T.C. İstanbul Anadolu 6. ASLİYE TİCARET MAHKEMESİ
ESAS NO: 2017/670 Esas
KARAR NO: 2019/255
DAVA : İstirdat
DAVA TARİHİ: 13/06/2017
KARAR TARİHİ: 26/03/2019
Davacılar vekili tarafından davalı aleyhine açılan iş bu davanın mahkememizde yapılan açık yargılaması sonucunda;
GEREĞİ DÜŞÜNÜLDÜ:
Davacı Vekili dava dilekçesinde: davacılardan …’ın dava ile ilgili ——- no’lu tesisatın abonesi olduğunu, diğer davacının da davaya konu dönemde abone olunan konutun kiracısı olduğunu, davalı tarafın ——- tarihinde elektrik enerji hırsızlığı suçunu işlediğinden bahisle, kiracı müvekkili ——– aleyhine —— Cumhuriyet Başsavcılığına şikayette bulunduğunu, ayrıca kaçak elektrik kullanımı nedeniyle ceza ve faizleriyle birlikte———TL civarında bir ödeme talep ettiğini, müvekkillerinin elektriğinin kesilmesi tehlikesiyle karşı karşıya olduklarından, bu bedeli birlikte ödemek zorunda kaldıklarını, Davalı tarafın şikayeti hakkında tahkikat yapıldığını ve Sultanbeyli Cumhuriyet Başsavcılığının ——— tarih ——- k numaralı kararıyla kovuşturmaya yer olmadığına karar verildiği, müvekkillerinin kaçak elektrik kullanmadıklarını iddiası ile haksız olarak ödemek zorunda kaldıkları cezalı elektrik bedelinin fazla ilişkin talep ve dava hakları saklı kalmak kaydıyla, şimdilik 7000 TL’sinin ödeme tarihinden itibaren avans faizi ile birlikte, davalıdan tahsiline karar verilmesini talep ve dava etmiştir.

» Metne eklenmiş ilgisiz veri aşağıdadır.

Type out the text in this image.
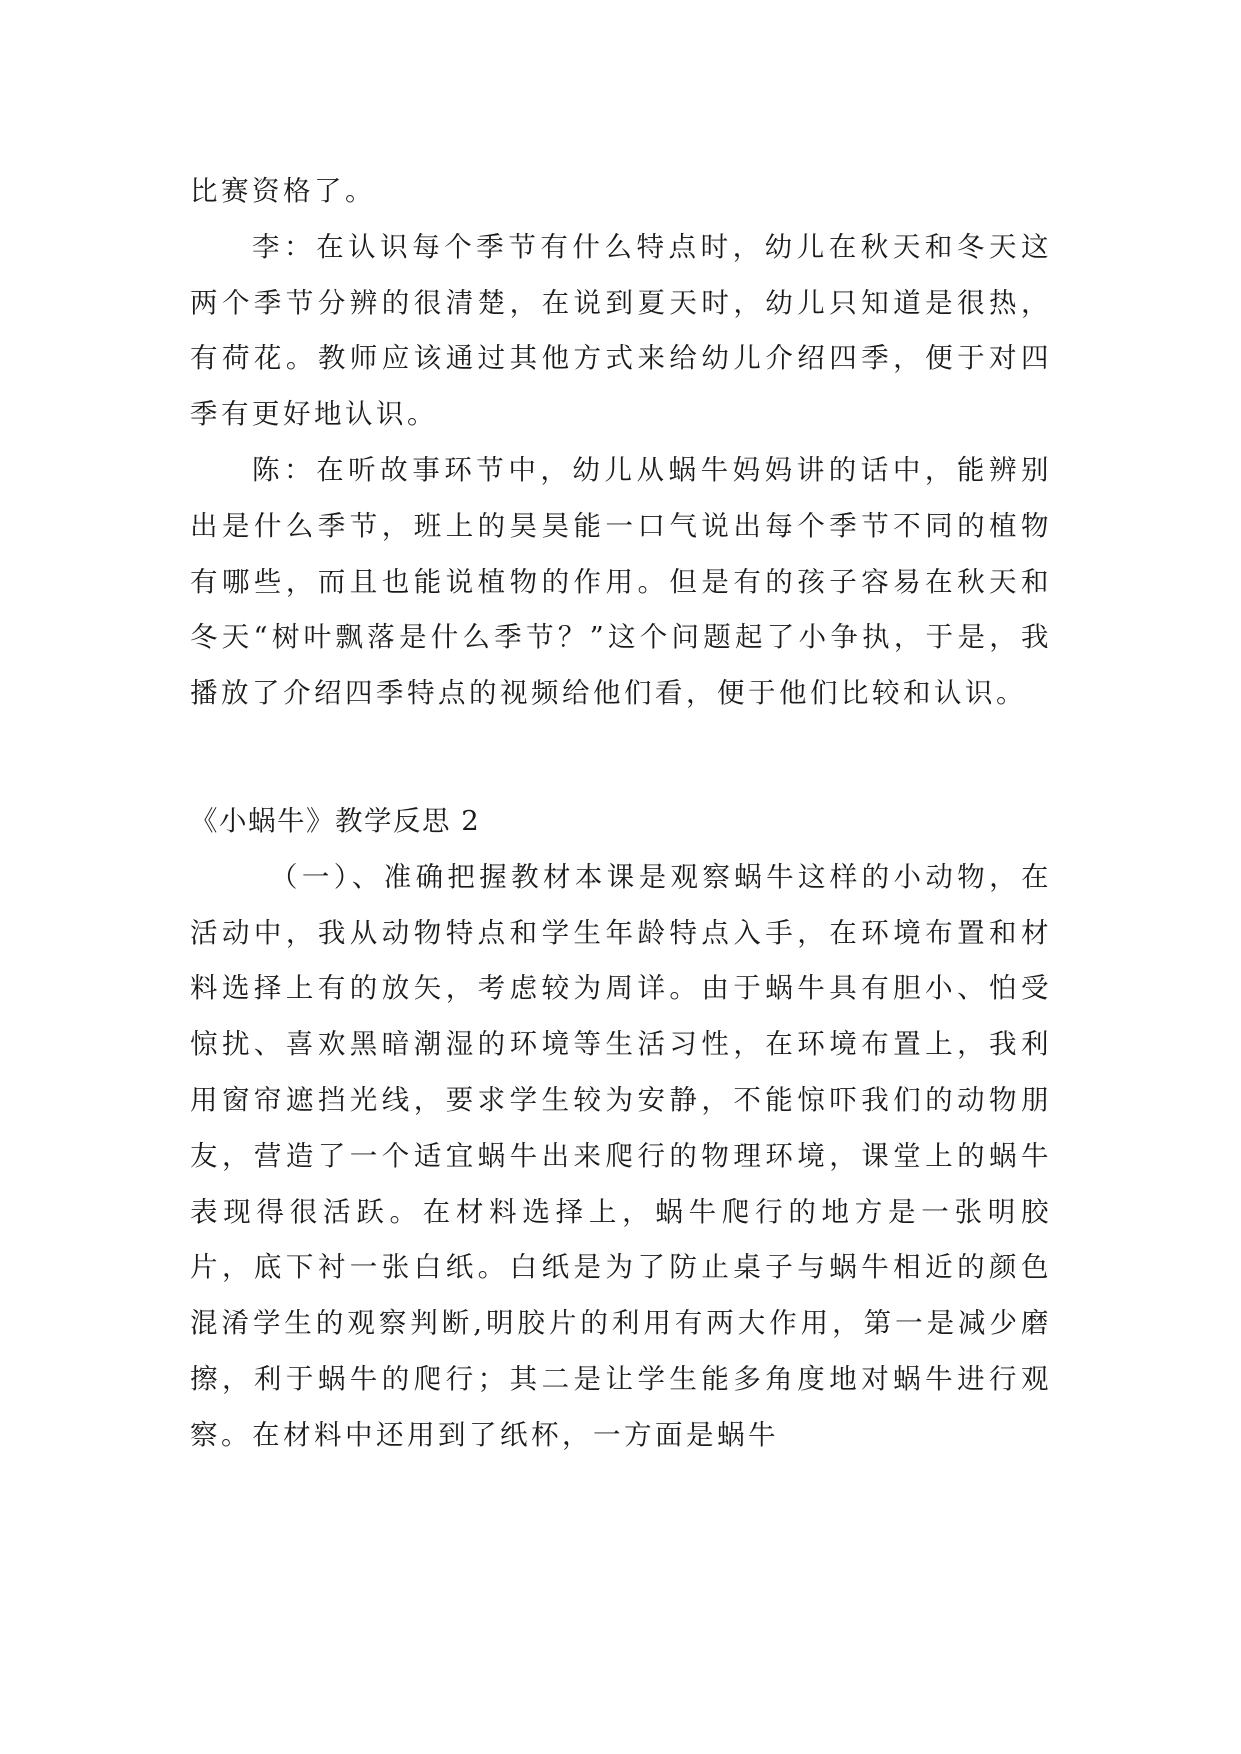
比赛资格了。

李：在认识每个季节有什么特点时，幼儿在秋天和冬天这两个季节分辨的很清楚，在说到夏天时，幼儿只知道是很热，有荷花。教师应该通过其他方式来给幼儿介绍四季，便于对四季有更好地认识。

陈：在听故事环节中，幼儿从蜗牛妈妈讲的话中，能辨别出是什么季节，班上的昊昊能一口气说出每个季节不同的植物有哪些，而且也能说植物的作用。但是有的孩子容易在秋天和冬天“树叶飘落是什么季节？”这个问题起了小争执，于是，我播放了介绍四季特点的视频给他们看，便于他们比较和认识。

《小蜗牛》教学反思 2

（一）、准确把握教材本课是观察蜗牛这样的小动物，在活动中，我从动物特点和学生年龄特点入手，在环境布置和材料选择上有的放矢，考虑较为周详。由于蜗牛具有胆小、怕受惊扰、喜欢黑暗潮湿的环境等生活习性，在环境布置上，我利用窗帘遮挡光线，要求学生较为安静，不能惊吓我们的动物朋友，营造了一个适宜蜗牛出来爬行的物理环境，课堂上的蜗牛表现得很活跃。在材料选择上，蜗牛爬行的地方是一张明胶片，底下衬一张白纸。白纸是为了防止桌子与蜗牛相近的颜色混淆学生的观察判断,明胶片的利用有两大作用，第一是减少磨擦，利于蜗牛的爬行；其二是让学生能多角度地对蜗牛进行观察。在材料中还用到了纸杯，一方面是蜗牛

Davalı vekili cevap dilekçesinde; istirdat davasının 1 yıllık süresi içinde açılması gerektiğini savunarak zamanaşımı nedeniyle bu davanın reddini savunmuş, ayrıca bu tesisata ait ——- no’lu Köhler markalı sayacın —— tarihinde ————- müfettişlerince kontrolünün yapıldığını, raporda mühürleriyle oynanmış olduğundan muayeneye alınmadığının belirtildiğini, —————tarafından yapılan kontrolde ise kapak camının film şeridi girecek şekilde aralandığının tespit edildiğini, laboratuvarda kontrol edildiğinde —— sayılı yazıya istinaden ——- sayılı zabıt sonucunda toplam ——-Wh ———- TL asıl alacak tahakkuk ettirildiğini bu zabıt ile birlikte 4 normal fatura toplamı ———— TL asıl alacak birleştirilerek, taksitlendirme yapıldığını ve beş faturanın borcunun 10 taksite bölündüğünü, dava dilekçesinde davanın hangi faturaya dayanılarak açıldığının belli olmadığını, müvekkili kurumca yapılan tespit ve tahakkukların hukuka ve EPDK mevzuatına uygun olduğunu belirterek davanın reddini savunmuştur.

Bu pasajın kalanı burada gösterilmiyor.